Can I check more than one URL at a time?

Yes. The Bulk Checker tool accepts up to 10 URLs at once, one per line, and runs the full safety scan on each in parallel. This is useful when reviewing a batch of links from a document, message, or spreadsheet. There is also an Email Scanner tool that automatically extracts all links from pasted email body text and checks them all in one go, which is the quickest way to review a suspicious email before acting on any of its links.

Can I check a QR code instead of typing a URL?

Yes. On the home page there is a Scan QR Code tab next to the URL input. You can drag and drop an image of a QR code onto the upload zone, or click it to browse for a file. The QR code is decoded entirely in your browser using local processing, so the image itself is never sent to our servers. Once decoded, the URL it contains is automatically placed into the input field ready to be checked.

Is there a limit to how many scans I can run?

Each IP address can make up to 10 requests per minute. For most everyday use, including the bulk and email scanner tools, this limit will never be noticeable. It exists to protect the service from automated abuse and to keep it fast and reliable for everyone. The limit resets automatically after 60 seconds and does not require any action on your part.

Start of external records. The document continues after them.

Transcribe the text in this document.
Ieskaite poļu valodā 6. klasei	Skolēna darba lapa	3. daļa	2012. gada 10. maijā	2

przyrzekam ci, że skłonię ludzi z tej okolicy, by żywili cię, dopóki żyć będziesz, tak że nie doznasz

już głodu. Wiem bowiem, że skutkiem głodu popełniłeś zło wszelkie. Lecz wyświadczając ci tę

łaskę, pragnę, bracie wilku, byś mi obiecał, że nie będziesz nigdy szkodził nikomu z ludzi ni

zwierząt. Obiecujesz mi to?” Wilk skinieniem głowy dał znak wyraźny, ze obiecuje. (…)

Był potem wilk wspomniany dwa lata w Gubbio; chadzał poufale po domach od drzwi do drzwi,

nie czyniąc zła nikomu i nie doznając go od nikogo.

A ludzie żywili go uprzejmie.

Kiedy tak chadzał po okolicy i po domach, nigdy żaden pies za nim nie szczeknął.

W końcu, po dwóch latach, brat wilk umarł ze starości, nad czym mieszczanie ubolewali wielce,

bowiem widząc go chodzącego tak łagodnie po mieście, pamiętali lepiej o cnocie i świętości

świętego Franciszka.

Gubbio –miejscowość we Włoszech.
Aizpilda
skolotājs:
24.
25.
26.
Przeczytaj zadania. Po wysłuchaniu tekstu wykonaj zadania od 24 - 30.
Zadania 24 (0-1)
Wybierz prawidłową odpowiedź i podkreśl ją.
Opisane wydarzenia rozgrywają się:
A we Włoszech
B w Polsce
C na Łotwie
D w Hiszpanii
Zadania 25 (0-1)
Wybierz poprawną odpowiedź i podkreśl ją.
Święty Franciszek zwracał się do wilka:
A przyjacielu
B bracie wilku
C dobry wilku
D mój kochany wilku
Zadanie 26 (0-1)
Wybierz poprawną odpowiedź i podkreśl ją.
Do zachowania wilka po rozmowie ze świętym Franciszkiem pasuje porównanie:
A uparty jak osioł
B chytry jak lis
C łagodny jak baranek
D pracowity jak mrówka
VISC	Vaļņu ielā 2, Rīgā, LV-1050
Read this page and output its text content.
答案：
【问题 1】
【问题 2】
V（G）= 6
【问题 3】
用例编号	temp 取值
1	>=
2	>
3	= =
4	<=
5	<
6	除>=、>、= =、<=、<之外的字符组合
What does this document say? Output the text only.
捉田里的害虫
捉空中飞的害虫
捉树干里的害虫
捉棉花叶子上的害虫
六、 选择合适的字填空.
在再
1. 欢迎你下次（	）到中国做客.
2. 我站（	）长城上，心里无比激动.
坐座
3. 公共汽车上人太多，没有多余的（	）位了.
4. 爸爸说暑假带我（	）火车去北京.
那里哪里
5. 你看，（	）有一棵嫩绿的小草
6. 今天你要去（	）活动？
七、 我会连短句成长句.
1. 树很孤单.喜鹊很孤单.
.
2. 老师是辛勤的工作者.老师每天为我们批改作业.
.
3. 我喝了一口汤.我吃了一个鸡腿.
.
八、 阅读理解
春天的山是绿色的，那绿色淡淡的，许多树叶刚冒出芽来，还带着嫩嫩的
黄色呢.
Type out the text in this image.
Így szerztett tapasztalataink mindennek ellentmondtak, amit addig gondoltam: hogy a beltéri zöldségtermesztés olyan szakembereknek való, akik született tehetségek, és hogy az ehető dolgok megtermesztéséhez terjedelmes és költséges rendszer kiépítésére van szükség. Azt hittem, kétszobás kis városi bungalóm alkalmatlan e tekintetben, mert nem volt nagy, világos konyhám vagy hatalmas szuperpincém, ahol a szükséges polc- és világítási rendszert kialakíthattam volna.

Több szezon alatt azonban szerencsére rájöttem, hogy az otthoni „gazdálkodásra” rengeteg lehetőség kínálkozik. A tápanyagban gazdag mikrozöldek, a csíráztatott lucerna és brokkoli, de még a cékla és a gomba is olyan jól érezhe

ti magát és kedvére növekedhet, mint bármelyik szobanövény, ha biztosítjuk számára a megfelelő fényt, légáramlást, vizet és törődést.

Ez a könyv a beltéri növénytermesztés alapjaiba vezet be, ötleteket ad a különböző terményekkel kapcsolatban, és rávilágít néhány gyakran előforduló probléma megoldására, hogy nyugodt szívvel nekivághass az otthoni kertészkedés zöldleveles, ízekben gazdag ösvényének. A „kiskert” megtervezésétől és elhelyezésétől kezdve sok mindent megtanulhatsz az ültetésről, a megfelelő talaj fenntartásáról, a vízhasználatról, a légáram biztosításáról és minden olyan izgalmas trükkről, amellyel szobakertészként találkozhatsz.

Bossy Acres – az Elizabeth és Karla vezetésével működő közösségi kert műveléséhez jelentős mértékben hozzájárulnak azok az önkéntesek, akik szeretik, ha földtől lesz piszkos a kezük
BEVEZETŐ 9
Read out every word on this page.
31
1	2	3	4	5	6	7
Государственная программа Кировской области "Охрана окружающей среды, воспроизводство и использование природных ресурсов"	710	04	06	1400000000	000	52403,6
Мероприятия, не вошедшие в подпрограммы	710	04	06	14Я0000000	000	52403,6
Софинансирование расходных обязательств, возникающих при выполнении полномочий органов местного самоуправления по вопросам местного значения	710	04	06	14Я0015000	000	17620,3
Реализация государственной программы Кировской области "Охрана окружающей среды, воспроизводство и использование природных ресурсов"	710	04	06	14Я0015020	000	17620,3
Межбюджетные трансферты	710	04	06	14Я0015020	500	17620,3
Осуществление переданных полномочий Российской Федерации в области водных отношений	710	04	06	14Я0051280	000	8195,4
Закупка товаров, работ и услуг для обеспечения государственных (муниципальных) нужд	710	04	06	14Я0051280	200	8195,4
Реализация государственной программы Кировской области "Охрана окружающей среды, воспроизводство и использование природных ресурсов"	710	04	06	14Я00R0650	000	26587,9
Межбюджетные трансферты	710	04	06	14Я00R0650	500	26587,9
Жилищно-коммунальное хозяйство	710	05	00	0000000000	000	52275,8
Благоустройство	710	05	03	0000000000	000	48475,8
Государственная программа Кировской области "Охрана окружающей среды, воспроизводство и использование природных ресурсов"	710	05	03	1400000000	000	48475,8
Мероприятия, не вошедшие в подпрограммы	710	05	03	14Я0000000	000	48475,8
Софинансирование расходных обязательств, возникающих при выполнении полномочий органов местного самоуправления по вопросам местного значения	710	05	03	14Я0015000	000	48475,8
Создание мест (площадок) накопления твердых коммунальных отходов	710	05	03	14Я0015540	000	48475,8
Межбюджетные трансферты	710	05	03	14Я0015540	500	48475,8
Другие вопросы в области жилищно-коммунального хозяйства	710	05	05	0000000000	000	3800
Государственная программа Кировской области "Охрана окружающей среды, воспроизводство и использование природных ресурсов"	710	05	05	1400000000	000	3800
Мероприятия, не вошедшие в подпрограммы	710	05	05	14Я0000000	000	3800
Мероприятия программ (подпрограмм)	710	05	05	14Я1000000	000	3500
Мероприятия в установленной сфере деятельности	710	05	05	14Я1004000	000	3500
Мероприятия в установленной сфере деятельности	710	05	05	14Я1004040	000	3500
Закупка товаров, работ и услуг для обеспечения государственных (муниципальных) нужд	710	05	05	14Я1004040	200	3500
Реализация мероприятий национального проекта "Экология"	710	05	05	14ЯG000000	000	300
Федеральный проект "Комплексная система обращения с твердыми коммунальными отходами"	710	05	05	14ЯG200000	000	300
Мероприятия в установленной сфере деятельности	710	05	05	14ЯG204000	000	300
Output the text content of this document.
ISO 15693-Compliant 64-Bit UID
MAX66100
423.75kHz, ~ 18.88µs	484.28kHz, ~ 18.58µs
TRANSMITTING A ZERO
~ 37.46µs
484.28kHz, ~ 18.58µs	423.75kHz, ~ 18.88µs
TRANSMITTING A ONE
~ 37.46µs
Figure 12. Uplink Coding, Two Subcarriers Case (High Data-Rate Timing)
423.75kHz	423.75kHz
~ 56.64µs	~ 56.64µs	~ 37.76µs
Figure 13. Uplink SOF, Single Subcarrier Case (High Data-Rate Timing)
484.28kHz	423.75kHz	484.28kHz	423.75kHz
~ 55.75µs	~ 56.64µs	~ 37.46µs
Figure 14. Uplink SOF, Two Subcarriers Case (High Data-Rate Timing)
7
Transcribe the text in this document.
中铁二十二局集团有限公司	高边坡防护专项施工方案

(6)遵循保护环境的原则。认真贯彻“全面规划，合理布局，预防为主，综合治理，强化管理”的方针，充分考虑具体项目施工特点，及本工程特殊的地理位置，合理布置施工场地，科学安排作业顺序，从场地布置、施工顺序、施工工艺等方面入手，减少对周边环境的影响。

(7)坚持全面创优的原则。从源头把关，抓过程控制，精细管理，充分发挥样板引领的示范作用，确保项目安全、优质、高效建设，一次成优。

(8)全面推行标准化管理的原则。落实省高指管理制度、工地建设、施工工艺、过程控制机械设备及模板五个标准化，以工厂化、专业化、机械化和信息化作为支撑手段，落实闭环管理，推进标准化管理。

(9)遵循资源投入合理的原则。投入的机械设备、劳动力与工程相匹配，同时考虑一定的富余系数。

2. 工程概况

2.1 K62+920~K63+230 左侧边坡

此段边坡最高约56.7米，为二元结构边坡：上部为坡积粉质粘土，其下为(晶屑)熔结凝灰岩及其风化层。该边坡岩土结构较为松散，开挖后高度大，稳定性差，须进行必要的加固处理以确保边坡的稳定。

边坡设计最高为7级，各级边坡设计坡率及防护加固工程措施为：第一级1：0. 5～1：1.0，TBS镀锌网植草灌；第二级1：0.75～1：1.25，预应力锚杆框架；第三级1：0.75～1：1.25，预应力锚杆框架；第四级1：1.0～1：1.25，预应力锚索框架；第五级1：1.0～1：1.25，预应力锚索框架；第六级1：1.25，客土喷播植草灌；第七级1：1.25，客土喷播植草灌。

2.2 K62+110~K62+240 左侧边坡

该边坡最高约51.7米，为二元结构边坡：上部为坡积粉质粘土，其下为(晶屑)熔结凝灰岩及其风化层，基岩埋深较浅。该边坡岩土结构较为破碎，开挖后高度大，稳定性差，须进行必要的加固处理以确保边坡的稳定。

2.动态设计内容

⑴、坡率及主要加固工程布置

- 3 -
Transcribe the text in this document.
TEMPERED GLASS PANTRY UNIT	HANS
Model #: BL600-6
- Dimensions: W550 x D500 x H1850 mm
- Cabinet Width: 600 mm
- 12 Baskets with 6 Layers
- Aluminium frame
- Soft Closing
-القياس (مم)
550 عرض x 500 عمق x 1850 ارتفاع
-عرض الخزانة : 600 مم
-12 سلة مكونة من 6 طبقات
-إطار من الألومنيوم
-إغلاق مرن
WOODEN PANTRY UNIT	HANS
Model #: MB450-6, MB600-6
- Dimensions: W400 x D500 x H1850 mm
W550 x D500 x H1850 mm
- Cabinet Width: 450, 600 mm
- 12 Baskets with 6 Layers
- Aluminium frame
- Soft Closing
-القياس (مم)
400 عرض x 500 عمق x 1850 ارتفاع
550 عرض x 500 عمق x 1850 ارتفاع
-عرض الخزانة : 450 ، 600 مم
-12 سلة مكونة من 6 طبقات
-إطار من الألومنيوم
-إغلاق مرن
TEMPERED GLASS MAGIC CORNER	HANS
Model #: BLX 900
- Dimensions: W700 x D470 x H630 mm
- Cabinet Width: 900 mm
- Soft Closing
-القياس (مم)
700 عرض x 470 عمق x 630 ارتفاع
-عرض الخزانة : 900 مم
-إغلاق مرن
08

Why does a scan sometimes take a few seconds?

A full scan involves following the redirect chain to the final destination, querying six threat databases, fetching the page for content analysis, checking the SSL certificate, running DNS analysis, looking up the domain registration date, and querying the Internet Archive. All of these checks run simultaneously rather than one after another, which keeps scan times low. Most scans complete in two to four seconds. Occasional slowness is usually caused by a slow response from a third-party threat database or a destination server that takes time to respond.

What is a redirect chain and why does it matter?

When you click a link your browser may be silently forwarded through several intermediate addresses before landing on the final page. Attackers use long redirect chains to obscure the true destination, bypass spam filters that only check the first URL, and route victims through tracking or affiliate systems before delivering the malicious payload. RevealURL follows every hop in the chain and shows you the full journey so you can see exactly where a link is taking you and whether any step along the way looks suspicious.

Can RevealURL miss a threat or give a clean result for a dangerous link?

Yes, it can. No automated scanning tool catches every threat. A brand new phishing site that has not yet been reported to any of the threat databases will score low even if it is genuinely dangerous. Attackers also use techniques to serve different content to bots and scanners than they show to real visitors. RevealURL is a useful first line of defence and significantly reduces your risk, but it is not a guarantee. If something feels wrong about a link regardless of what the scan says, trust your instincts and do not click it.